Pennsylvania has a history of energy innovation. Since the first oil well was drilled in Titusville in 1859, more than 350,000 oil and gas wells have been drilled in Pennsylvania. We are once again on the cutting edge of the energy frontier with the promise of job creation and increased revenue through the prospect of Marcellus Shale. A study by Penn State University estimates continued development of Marcellus Shale would provide 111,000 new jobs and $987 million in state and local tax revenues by 2011.
However, a big threat to the booming gas industry and economic recovery could come in the form of new energy taxes.
At the federal level – while President Obama has conceded cap-and-trade is dead – he has also said, "Cap-and-trade was just one way of skinning the cat… I’m going to be looking for other means to address this problem."
The president’s "other means" includes using the EPA’s new authority to regulate carbon dioxide as a pollutant under the Clean Air Act, and imposing costly mandates on industry, farming, mining and other businesses. The battle over the EPA’s power to do this will be a major issue in the new Congress.

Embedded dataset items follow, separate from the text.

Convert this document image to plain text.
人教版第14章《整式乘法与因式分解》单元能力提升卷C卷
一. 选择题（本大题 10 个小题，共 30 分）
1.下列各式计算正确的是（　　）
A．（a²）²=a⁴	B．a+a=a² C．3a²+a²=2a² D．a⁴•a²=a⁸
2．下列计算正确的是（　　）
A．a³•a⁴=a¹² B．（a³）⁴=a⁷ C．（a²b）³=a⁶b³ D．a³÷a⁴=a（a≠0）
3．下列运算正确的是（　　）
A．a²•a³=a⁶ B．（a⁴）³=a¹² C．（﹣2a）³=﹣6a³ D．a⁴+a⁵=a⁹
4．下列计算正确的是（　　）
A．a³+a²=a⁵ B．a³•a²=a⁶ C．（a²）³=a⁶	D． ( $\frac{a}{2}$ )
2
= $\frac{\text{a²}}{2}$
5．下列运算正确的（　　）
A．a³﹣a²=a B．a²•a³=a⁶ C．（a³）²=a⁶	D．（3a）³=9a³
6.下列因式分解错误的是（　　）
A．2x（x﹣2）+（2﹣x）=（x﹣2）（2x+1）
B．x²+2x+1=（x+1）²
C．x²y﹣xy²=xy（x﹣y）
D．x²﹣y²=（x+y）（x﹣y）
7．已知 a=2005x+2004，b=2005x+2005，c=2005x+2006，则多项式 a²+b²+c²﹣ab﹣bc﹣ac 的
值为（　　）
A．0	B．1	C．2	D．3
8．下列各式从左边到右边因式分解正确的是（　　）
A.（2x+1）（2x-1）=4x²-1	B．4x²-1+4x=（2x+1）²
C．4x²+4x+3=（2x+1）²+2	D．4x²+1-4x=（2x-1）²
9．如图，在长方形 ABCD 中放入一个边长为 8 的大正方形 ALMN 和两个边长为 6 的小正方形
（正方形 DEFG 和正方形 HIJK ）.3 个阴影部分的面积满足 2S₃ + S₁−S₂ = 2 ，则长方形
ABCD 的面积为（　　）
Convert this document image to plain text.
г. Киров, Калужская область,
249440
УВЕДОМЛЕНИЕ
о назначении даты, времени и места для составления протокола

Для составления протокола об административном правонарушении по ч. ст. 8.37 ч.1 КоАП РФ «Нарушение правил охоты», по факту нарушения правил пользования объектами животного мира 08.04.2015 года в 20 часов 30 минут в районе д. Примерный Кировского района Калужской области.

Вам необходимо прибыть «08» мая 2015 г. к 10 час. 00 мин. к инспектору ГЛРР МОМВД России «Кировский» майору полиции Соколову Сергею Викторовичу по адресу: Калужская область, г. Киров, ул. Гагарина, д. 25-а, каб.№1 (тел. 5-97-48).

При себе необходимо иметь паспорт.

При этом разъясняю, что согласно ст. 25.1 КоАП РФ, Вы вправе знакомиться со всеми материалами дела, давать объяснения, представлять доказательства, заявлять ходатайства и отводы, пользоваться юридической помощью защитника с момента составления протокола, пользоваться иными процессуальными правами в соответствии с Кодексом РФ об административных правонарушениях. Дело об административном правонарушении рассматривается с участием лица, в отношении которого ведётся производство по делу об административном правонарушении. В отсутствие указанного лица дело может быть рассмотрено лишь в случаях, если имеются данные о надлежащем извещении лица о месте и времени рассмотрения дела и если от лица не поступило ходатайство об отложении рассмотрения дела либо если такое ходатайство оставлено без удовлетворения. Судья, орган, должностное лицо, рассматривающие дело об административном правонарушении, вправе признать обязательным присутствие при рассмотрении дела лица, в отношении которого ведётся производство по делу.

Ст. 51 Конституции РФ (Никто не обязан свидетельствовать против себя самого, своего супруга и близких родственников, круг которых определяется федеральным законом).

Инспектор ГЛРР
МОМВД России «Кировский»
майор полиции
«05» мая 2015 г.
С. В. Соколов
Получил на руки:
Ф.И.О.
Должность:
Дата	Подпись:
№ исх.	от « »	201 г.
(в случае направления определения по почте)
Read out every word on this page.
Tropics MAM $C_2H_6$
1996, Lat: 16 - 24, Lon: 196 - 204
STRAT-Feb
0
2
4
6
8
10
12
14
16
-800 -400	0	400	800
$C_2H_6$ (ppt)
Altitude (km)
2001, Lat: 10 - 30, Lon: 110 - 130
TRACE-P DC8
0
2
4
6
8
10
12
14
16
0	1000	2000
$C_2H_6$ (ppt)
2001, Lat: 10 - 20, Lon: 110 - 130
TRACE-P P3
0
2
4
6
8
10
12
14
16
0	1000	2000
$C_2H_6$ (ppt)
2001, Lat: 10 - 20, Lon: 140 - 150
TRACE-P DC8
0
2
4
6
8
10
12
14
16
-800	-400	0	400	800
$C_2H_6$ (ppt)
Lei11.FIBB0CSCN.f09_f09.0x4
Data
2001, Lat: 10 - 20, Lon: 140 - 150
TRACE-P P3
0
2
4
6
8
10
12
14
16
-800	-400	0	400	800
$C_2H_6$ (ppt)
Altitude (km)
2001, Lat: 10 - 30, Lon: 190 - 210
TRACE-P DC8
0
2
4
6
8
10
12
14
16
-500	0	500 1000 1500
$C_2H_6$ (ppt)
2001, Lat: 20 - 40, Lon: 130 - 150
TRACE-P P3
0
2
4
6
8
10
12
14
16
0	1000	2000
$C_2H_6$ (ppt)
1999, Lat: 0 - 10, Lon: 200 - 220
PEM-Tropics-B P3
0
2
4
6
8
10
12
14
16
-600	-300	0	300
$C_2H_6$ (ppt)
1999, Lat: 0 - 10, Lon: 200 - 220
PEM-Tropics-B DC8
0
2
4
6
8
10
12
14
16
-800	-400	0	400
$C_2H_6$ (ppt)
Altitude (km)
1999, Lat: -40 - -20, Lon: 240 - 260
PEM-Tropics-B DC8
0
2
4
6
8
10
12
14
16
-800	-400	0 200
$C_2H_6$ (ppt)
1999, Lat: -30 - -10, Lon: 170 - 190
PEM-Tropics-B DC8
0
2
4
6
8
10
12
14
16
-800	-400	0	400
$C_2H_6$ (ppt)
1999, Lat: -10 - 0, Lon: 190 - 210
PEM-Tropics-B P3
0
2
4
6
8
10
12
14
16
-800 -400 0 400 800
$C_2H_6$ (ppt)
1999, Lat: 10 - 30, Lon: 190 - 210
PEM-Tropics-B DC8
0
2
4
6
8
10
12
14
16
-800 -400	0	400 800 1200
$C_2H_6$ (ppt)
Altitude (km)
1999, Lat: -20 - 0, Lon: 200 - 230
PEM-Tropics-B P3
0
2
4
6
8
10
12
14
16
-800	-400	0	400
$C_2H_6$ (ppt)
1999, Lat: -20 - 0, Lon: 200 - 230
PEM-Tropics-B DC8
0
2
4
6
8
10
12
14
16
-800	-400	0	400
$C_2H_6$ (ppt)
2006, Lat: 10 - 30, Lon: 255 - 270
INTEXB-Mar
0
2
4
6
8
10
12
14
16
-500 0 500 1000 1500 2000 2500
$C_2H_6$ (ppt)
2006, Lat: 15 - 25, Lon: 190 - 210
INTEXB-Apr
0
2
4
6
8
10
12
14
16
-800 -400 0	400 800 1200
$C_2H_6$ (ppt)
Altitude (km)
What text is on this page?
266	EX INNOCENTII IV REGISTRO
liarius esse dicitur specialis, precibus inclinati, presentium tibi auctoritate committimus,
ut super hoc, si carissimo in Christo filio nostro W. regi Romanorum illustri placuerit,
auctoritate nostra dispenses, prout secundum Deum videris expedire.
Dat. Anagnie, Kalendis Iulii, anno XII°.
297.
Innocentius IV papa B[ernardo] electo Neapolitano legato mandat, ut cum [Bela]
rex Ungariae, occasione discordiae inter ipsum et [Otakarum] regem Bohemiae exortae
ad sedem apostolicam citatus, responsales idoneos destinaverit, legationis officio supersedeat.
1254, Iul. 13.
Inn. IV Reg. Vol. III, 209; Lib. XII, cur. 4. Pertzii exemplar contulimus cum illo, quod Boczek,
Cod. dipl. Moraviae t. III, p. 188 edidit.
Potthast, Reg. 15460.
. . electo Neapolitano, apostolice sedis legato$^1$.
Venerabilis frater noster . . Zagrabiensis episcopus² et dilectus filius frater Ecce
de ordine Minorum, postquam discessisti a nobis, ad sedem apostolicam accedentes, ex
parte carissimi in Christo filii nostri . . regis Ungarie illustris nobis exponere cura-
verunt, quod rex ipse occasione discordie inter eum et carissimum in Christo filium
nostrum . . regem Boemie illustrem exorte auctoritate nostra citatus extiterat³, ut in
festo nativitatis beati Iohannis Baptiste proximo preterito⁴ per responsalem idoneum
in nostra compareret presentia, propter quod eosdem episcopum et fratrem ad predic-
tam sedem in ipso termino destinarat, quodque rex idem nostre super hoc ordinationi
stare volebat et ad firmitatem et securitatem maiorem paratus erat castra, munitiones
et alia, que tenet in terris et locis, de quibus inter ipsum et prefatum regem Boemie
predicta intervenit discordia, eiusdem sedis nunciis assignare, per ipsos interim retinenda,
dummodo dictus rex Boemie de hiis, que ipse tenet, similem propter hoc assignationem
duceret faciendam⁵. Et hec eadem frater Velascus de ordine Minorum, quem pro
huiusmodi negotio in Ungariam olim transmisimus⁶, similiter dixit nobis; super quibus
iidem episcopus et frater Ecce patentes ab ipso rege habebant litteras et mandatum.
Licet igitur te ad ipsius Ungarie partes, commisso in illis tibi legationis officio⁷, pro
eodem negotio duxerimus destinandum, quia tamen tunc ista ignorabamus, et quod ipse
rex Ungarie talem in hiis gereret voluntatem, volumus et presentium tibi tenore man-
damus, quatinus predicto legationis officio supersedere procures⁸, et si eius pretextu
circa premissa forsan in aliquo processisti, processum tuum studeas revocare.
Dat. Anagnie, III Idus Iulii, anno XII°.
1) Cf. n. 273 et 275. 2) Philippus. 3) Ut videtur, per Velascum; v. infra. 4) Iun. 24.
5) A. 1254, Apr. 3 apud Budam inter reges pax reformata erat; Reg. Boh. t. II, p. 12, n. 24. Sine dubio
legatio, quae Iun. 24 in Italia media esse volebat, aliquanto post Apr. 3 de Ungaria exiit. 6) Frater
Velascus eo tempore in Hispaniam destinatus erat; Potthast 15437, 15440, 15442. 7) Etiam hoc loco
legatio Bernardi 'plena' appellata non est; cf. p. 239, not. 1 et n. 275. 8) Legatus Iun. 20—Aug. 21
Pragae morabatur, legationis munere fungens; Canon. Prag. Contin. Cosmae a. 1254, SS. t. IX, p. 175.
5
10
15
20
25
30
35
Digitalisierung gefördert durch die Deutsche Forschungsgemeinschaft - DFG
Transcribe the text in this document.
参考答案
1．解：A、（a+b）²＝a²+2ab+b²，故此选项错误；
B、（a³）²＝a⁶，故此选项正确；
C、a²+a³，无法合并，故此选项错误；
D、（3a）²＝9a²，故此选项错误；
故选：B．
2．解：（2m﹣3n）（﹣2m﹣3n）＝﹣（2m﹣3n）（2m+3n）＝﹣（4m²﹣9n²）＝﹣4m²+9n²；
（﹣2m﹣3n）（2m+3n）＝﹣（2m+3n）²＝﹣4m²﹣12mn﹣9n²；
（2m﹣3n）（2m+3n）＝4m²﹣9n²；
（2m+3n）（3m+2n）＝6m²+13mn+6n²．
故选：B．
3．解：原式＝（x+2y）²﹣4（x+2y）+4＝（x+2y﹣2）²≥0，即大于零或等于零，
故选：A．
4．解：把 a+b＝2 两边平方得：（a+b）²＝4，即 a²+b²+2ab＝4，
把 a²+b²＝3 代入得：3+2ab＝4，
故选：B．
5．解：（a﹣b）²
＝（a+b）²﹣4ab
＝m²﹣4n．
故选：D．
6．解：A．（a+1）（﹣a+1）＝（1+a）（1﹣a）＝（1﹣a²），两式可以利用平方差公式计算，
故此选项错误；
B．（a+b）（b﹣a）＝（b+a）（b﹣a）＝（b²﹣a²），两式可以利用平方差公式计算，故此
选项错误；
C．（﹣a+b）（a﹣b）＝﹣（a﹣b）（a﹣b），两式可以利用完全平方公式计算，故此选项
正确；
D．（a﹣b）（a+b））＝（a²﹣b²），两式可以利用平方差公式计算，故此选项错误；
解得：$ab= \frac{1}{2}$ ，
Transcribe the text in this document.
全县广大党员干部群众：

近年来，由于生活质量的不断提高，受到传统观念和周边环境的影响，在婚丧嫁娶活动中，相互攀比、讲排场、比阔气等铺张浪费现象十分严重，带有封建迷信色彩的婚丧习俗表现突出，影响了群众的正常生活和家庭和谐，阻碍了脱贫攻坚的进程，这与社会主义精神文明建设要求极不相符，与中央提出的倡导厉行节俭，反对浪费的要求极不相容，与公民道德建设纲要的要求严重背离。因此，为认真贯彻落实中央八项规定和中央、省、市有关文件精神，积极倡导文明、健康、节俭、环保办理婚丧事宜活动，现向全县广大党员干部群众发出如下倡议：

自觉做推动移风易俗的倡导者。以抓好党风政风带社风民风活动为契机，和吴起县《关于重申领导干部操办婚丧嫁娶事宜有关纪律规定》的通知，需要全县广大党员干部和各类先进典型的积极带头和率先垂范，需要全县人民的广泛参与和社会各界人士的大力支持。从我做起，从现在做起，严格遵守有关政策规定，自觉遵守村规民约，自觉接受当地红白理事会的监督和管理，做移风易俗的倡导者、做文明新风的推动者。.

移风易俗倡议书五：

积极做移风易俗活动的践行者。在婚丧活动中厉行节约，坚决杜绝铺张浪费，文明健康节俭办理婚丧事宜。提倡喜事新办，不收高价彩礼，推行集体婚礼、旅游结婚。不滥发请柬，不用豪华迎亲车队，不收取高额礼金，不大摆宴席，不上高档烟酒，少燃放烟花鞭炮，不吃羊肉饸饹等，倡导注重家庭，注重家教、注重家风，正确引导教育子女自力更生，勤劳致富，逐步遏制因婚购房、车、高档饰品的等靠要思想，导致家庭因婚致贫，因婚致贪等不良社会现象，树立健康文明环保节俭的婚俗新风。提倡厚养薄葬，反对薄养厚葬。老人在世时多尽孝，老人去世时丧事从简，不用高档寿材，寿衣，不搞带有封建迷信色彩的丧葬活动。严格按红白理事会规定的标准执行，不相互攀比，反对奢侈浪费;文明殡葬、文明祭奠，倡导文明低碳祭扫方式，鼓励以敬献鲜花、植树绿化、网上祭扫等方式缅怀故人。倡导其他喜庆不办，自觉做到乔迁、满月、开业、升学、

The president and his supporters are also using tax policy to advance their vision of a "green" agenda. The upshot? Significant job losses in the Commonwealth, and an end to the Marcellus Shale "revolution" here before it even begins.
A key part of the administration’s plan is eliminating a certain tax deduction for oil and gas firms. It is known as the Section 199 provision in the federal tax code, which was put into place in 2004 to help U.S. firms compete internationally. For a U.S. firm that qualifies for Section 199 relief, its tax rate is effectively reduced from 35 percent to just under 32 percent. This makes U.S. firms much more competitive with the majority of corporations from other industrially- advanced nations that pay lower corporate tax rates.
Instead, the president wants to raise taxes on our energy suppliers.
The Obama Administration is proposing to eliminate this tax deduction only for the oil and gas industry, while keeping it in place for all other industries. This will encourage more U.S. oil and gas companies to move their operations overseas – resulting in the direct loss of U.S. jobs.
The administration also hopes to eliminate the so-called "dual capacity" tax credit. This provision allows corporations to offset their U.S. income tax against foreign income tax paid where they do business. Enacted 25 years ago under President Reagan, this credit helps American companies compete against foreign companies on a level playing field. Without the credit, American oil and gas firms would be double taxed on revenues they generate in foreign lands.
In a new study by Louisiana State University economist Joseph R. Mason, Mason finds the combined effect of repealing the Section 199 and dual capacity provisions will eliminate 154,000 U.S. jobs from 2011-2012, with over 5,300 jobs lost next year in Pennsylvania alone and more than 40,000 over the next ten years.
That translates into $68 billion in lost wages on top of more than $341 billion in lost economic output nationwide over the next decade. Lost jobs and economic output will spill over into other key industries causing oil and gas companies to reduce investment.
Keep in mind that the world’s appetite for affordable oil, gas and coal will increase dramatically in the near future as developing countries rapidly industrialize.
Under the politically dubious cover of "ending subsidies" for oil and gas firms, the administration is working to raise costs for energy firms – hindering them from competing globally.
The effect of President Obama’s tax policy will be higher oil and gas prices for Pennsylvania consumers, an increased tax burden on Pennsylvania’s energy producers, lost jobs, and fewer economic opportunities for Pennsylvania workers. The Marcellus Shale industry, which is vital to the economic resurgence of Pennsylvania, will be harmed by the elimination of these important tax-relief provisions.
Voters sent a signal on November 2nd that excessive spending needs to stop – and neither state nor federal energy taxes are justified in order to maintain record spending.
Marc Scaringi is a Republican candidate for the U.S. Senate in 2012 and owner of Scaringi & Scaringi, P.C., a Harrisburg-based law firm.